Ethical and social challenges of AI

In addition to the obvious issues of privacy, for some time now, this has also raised significant ethical, political, and social problems, such as those linked to the spread of social discrimination. Hiring a worker, assessing his or her abilities, determining his or her reliability will be decisions increasingly related to machines and mathematical models that will return scores and predictions, translated into judgements capable of changing people’s lives. Whatever a machine does, it does so by following precise calculation algorithms that must be pre-programmed by human programmers to ‘feed’ AI systems. However, recent studies have shown that even algorithms can be affected by biases of various kinds (gender, ethnicity, class), precisely because they are designed and fed by human beings and are therefore subject to the risk of implementing discriminatory behaviour and producing decisions that are more or less advantageous for specific categories of the population (e.g., if there is a form of gender discrimination in a database, the algorithm used to filter the CVs of job applicants, will manifest that bias in its behaviour, and a young woman who becomes unemployed because of a wrong decision by an algorithm will have even more difficulty in finding a job). Therefore, the ethical issue condenses precisely on this non-predictability of the machine’s choices and how and to what extent we will be willing to tolerate the machine’s possible errors and predictions.

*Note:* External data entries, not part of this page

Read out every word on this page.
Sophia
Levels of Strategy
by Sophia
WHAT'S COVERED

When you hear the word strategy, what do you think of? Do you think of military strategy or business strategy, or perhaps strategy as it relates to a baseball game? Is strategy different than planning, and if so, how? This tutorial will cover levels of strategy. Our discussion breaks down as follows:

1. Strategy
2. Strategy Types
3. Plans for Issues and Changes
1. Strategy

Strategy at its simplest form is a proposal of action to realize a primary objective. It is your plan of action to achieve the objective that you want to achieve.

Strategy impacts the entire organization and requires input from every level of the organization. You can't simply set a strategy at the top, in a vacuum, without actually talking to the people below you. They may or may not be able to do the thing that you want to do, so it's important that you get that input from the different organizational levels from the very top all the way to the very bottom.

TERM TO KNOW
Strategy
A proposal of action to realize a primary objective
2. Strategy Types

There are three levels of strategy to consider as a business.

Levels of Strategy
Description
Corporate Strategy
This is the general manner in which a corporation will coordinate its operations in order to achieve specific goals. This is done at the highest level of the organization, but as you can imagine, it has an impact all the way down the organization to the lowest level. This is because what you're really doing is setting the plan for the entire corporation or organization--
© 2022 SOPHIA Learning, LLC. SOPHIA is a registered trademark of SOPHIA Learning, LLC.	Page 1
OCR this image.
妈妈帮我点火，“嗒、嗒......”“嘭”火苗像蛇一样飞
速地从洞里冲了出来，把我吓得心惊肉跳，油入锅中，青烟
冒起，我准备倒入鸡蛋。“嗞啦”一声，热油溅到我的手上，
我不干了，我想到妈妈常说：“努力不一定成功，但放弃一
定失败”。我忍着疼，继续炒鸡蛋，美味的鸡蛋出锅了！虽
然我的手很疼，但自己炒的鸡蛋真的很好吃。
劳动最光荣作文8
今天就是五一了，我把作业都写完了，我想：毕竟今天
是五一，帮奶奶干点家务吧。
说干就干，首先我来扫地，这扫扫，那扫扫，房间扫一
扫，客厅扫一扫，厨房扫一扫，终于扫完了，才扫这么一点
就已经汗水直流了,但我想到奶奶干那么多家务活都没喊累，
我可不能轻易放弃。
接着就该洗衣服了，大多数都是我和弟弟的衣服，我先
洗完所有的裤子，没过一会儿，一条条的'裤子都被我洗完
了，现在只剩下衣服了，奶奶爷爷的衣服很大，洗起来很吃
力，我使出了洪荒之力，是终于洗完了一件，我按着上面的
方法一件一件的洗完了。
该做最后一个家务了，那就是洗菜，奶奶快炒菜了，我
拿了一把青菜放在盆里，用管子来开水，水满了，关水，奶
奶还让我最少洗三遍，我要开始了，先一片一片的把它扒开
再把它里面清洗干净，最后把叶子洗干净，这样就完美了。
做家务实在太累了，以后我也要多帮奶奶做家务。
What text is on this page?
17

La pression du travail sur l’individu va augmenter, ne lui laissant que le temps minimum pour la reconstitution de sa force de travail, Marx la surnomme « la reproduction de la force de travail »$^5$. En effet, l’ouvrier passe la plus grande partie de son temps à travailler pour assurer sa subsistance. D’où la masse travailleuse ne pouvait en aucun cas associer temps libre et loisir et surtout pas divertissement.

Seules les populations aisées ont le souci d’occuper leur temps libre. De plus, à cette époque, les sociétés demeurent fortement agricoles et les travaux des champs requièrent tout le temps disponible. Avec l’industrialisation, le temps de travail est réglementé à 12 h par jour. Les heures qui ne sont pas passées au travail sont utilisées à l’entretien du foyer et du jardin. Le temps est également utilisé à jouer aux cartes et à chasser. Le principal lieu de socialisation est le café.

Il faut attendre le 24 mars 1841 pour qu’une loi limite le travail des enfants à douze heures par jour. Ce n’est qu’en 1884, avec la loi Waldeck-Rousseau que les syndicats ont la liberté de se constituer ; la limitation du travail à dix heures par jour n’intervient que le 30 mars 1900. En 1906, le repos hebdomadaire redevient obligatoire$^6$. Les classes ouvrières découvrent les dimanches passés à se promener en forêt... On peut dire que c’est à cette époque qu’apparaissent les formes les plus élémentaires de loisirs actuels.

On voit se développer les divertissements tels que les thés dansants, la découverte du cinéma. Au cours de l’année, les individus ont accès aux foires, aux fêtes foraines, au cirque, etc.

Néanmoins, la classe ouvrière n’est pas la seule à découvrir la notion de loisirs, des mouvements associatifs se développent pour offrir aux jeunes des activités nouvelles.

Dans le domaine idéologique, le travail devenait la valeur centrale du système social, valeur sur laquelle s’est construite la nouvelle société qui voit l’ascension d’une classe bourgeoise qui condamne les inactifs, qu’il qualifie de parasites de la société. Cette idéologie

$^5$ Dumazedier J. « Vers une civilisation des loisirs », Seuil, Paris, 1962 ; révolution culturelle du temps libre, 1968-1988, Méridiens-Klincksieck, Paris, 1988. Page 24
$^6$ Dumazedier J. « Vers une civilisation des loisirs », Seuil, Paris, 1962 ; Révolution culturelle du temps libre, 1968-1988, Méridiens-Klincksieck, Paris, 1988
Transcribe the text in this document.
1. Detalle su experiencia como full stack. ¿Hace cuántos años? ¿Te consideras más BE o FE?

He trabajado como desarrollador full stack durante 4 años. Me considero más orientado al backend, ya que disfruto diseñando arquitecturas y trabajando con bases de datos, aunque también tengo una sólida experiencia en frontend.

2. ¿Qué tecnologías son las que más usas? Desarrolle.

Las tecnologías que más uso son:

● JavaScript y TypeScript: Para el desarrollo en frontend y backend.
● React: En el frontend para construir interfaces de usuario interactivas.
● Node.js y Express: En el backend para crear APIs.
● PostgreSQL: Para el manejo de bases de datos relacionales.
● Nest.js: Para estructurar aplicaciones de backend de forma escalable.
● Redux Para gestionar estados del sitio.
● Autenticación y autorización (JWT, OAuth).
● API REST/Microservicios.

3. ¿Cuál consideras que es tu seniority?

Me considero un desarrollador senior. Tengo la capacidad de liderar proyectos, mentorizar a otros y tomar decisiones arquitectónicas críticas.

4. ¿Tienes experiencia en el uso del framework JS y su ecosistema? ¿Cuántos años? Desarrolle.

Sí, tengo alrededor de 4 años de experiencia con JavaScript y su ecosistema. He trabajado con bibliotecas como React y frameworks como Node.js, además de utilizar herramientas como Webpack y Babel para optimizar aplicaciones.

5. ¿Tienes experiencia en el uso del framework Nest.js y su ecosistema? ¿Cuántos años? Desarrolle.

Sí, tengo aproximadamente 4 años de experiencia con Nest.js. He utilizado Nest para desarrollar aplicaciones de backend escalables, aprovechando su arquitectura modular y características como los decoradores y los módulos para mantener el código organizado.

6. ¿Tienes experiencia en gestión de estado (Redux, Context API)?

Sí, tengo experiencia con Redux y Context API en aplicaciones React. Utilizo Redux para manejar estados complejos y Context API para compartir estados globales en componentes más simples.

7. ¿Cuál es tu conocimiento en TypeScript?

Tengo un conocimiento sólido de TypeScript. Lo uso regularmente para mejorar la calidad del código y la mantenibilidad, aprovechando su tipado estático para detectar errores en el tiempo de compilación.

What is the EU doing to regulate AI?

The Commission unveiled on 21 April a proposal for a regulation to renew and harmonise European rules on AI. The aim, which is high on the agenda of the von der Leyen executive, is to combat the uses of the technology that could be detrimental to the “fundamental rights and security” of EU citizens. Among the applications that should be banned are those capable of “manipulating people through subliminal techniques” or exploiting the vulnerabilities of particularly fragile groups, such as children or people with disabilities.

But the clampdown will also include social scoring systems, the ‘scores’ given by governments such as China to assess citizens’ trustworthiness, and facial recognition systems: biometric recognition technologies should be banned, with the only exception of emergency cases such as searching for kidnap victims, countering terrorist activity, or investigating criminals.